顔を上げると目の前では凛とした表情の美里と目が合った。ここで断れば本当にこれっきりの関係になってしまうが、バンドを組めばまだまだ美里と一緒の時間を過ごすことができる。
初めて沸いた自分の力を試してみたいという欲求と、美少女とお近づきになりたいほんの少しの下心が篤志の背中を軽く叩いた。篤司は美里の視線を真っ向から受け止めると、今度は躊躇うことなく頷いて見せた。
「ほんと? やったあ!」
美里が相好を崩したかと思うとガッツポーズを空に向かって高く突き上げた。普段の大人びた雰囲気から一転して、無邪気にはしゃぐ様子に篤志は自然と保護者のような気分で微笑んでいた。

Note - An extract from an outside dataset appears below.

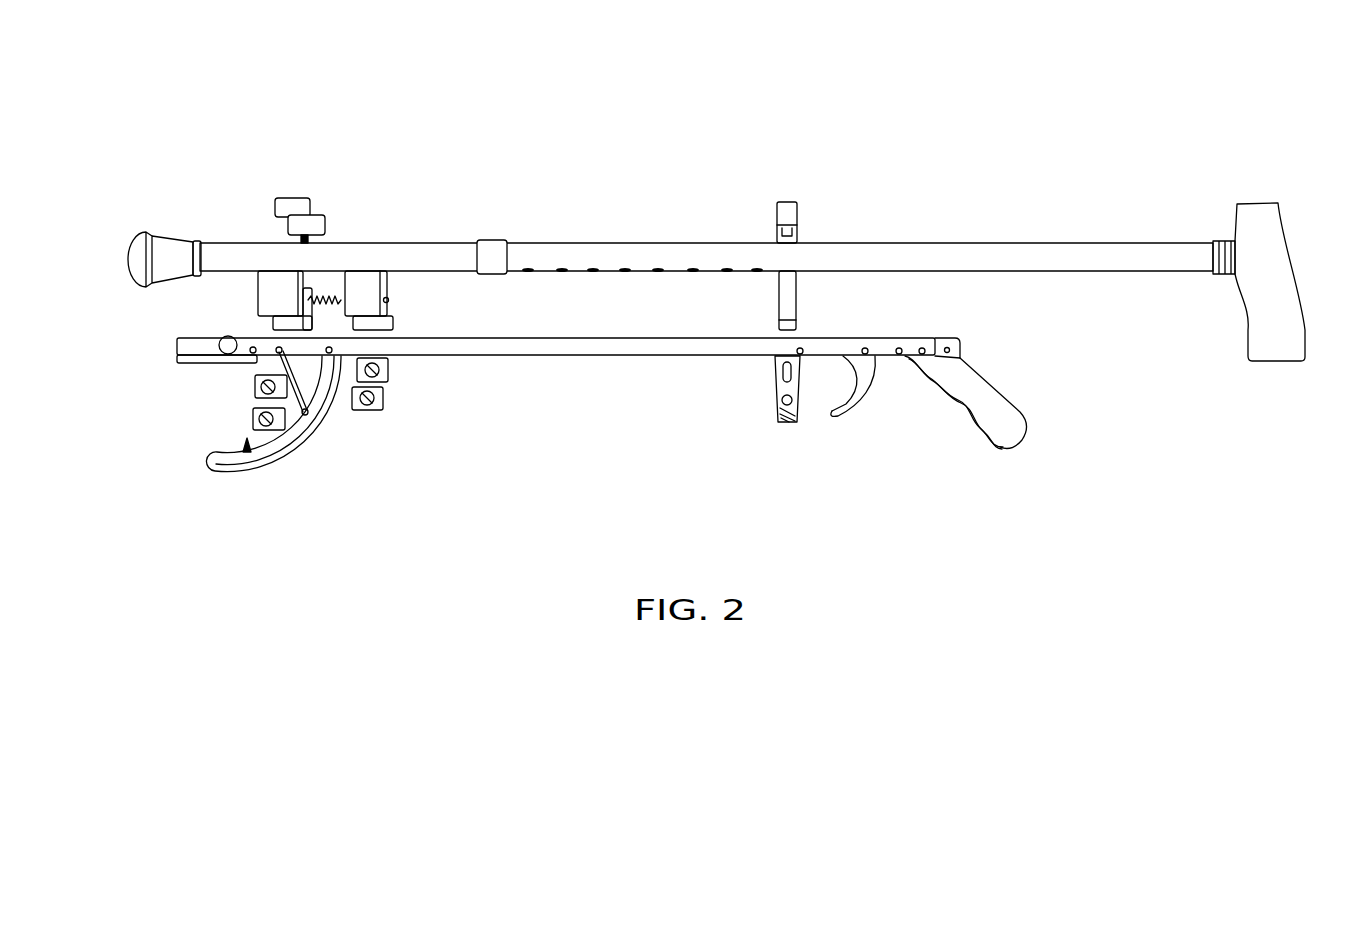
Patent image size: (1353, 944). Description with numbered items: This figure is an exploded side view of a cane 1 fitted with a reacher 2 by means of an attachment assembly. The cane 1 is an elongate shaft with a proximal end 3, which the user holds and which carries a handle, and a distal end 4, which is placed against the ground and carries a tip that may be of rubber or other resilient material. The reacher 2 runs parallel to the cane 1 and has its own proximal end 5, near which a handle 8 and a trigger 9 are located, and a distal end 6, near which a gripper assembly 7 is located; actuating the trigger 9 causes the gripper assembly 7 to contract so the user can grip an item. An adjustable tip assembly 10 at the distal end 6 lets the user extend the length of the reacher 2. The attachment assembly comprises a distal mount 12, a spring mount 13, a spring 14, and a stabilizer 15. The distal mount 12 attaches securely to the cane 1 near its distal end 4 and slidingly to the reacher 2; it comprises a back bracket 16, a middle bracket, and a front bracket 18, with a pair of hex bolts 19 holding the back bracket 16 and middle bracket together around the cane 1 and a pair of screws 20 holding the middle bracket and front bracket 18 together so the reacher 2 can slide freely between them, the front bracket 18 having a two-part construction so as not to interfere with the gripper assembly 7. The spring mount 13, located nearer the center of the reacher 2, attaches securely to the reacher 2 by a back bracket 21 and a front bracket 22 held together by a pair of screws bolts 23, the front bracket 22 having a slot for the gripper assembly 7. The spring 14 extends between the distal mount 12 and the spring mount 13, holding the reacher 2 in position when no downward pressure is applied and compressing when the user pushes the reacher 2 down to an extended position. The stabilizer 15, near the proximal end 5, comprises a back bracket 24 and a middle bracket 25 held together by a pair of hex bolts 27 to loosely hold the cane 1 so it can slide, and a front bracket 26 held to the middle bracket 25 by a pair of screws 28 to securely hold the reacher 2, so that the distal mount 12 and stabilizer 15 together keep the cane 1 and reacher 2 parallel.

「そうと決まれば、すぐに練習を始めよう! 善は急げ、一秒だって無駄にしていい時間はないからね。
明日の放課後に、またこの場所でどう?」
「いいよ。明日は特に遅くなる用事もないし、4時ぐらいにはここに来られると思うよ」
「オッケー。じゃあ明日は4時にここに集まって、今後の方針と曲を選びをしよう。いくつか選んでくるから、村上君もやりたい曲を考えておいてね」
「わかった」
明日からの練習を約束して、篤志は寄るところがあると言う美里の背中を見送った。
見慣れた街並みが、夕暮れの橙色が篤志を優しく包み込む。いつもと変わらない風景の中で、篤志の運命は確実に動き始めていた。